La diversidad real es incómoda. Tiene aristas. Implica aceptar que el otro no tiene por qué pensar como yo para ser válido. Y lo más liberador de todo este proceso es entender que es una carretera de doble sentido: yo también tengo derecho a caerle mal a alguien. Yo también soy el “otro” insoportable en la historia de alguna persona, y no pasa nada, el mundo no se detiene por ello.


Quizás sea hora de dejar de fingir una afinidad universal que no existe y empezar a practicar una convivencia adulta; una donde podamos mirar a alguien a los ojos y pensar: “No me gustas, no estoy de acuerdo contigo, y probablemente nunca seremos amigos, pero te respeto”. Eso, para mí, es mucho más valioso que una sonrisa falsa.


Si esta  diversidad adulta  es la lección que aprendemos en la vida, sus ramificaciones son cruciales para entender nuestro desarrollo interno y el funcionamiento de las organizaciones. Dejar atrás la exigencia de la afinidad tiene efectos directos en cómo nos relacionamos con nosotros mismos y con el ecosistema empresarial.

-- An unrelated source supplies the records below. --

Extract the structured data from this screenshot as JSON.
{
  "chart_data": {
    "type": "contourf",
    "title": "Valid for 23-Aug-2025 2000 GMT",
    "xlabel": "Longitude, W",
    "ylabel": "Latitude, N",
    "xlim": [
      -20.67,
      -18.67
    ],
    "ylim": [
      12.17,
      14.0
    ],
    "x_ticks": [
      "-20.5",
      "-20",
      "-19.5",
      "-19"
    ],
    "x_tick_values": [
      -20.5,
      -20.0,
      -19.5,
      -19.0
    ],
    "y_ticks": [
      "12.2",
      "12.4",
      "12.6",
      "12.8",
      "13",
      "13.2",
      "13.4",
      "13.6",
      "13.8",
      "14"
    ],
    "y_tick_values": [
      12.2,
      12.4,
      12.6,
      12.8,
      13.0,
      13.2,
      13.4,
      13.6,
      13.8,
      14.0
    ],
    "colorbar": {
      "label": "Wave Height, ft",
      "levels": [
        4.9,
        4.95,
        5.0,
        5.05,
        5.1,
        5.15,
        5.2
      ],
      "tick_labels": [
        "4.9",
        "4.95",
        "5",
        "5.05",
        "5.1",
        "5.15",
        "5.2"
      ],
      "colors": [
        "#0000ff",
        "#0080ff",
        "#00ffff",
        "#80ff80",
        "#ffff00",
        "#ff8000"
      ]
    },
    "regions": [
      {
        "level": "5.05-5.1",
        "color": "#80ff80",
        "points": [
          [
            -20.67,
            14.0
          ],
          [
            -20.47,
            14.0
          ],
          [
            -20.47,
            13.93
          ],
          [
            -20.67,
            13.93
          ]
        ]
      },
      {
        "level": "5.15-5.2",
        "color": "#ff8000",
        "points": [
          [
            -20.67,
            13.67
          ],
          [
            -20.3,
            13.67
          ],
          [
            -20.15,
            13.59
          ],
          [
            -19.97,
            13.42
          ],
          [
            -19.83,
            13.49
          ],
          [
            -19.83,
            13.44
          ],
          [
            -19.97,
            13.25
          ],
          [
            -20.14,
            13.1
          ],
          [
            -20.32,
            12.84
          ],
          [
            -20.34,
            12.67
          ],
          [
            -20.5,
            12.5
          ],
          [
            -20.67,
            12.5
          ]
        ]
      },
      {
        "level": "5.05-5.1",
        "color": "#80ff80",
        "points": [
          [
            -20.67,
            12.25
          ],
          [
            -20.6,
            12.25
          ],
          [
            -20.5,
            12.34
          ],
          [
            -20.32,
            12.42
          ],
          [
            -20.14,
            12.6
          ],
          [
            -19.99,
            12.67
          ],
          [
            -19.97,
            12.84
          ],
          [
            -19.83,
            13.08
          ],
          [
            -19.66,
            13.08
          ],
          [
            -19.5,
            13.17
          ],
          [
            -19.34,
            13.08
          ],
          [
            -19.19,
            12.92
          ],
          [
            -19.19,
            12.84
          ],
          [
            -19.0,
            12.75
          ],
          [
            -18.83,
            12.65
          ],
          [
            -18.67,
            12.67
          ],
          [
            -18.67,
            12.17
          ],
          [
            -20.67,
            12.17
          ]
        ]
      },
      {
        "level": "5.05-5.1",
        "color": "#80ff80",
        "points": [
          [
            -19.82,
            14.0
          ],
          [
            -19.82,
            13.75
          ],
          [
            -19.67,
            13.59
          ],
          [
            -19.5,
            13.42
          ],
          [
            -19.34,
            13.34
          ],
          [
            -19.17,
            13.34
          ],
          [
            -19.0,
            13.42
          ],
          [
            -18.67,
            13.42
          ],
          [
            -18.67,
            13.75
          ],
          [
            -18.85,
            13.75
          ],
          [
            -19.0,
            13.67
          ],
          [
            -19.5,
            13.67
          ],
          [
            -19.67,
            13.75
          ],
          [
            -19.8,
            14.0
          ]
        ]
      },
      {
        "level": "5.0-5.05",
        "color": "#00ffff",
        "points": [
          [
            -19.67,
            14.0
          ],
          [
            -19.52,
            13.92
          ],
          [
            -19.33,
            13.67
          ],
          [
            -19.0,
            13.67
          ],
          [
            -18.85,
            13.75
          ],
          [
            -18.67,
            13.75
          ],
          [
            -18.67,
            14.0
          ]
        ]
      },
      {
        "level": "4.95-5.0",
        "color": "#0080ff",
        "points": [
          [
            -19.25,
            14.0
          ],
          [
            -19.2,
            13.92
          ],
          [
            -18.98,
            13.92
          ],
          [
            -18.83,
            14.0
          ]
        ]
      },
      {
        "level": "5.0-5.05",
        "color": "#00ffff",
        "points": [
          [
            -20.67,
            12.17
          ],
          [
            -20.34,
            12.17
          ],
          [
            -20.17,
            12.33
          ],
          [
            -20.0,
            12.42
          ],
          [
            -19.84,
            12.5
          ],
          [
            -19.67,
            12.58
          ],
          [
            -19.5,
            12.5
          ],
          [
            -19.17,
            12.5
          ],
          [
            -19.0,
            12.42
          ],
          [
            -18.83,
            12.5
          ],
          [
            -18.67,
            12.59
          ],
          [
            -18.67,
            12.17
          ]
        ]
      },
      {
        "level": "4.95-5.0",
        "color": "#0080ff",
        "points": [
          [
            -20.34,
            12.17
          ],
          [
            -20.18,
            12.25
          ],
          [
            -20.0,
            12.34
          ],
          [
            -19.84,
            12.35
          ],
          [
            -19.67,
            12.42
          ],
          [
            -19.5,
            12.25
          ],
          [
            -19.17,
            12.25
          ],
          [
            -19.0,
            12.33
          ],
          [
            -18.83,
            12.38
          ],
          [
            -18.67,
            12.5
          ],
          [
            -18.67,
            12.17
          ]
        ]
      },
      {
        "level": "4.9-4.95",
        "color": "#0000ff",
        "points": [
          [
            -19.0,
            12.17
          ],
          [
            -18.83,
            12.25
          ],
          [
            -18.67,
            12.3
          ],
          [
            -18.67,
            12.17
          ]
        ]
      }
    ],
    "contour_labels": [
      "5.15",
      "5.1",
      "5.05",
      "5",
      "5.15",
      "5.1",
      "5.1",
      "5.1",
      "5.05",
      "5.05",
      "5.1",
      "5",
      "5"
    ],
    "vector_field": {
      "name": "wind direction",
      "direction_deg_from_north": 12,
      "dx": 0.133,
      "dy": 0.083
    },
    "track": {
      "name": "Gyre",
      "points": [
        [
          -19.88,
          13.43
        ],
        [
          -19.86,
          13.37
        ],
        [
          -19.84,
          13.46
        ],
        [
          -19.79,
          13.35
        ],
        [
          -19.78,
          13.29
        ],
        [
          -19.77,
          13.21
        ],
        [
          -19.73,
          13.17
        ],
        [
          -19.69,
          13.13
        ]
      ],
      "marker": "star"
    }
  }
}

El camino hacia el  crecimiento personal  pasa inevitablemente por la  autenticidad; cuando aceptamos que no seremos universalmente queridos y que no podemos gustar de todos, dejamos de ser “complacientes” y establecemos límites sanos.

  • El desarrollo personal nos enseña a desvincular nuestro valor personal de la aprobación externa. Al no depender de la afinidad con un compañero de trabajo, por ejemplo, somos libres para ser profesionales sin sentir la obligación de ser amigos.
  • Una persona madura emocionalmente sabe que la  fricción  (el desacuerdo) no es un ataque personal; ha aprendido a separar la crítica de una idea o un proceso de la descalificación del individuo.


Las organizaciones que confunden diversidad con “familia” crean ambientes que exigen una carga emocional insostenible. El corazón de la diversidad empresarial es  respetar y potenciar el talento único de cada uno, entendiendo que el saber no siempre está en la cima:

  • La jerarquía del conocimiento:  Una empresa verdaderamente diversa acepta la humildad intelectual de que  el conocimiento experto no sigue la jerarquía. Un empleado en la base de la pirámide o un técnico especializado puede poseer un saber crucial (sobre el mercado, la tecnología o el cliente) del que carece el propio CEO o la dirección. El líder debe ser el primero en reconocer que no lo sabe todo, y que su rol es crear el espacio para que la gente que  sí sabe  pueda hablar.
  • El modelo de la orquesta:  En una empresa, contratamos  habilidades y roles, no amistades. Un equipo de alto rendimiento funciona como una orquesta, donde cada músico (personalidad o rol) toca su parte de manera experta, aunque no tenga por qué gustarle la persona que toca el instrumento de al lado. La meta es la  ejecución, no el afecto.
  • Foco en la función:  El éxito laboral se basa en la  interdependencia  y la  claridad de rol, no en la química interpersonal. La antipatía personal debe ser irrelevante si las reglas de la colaboración se cumplen.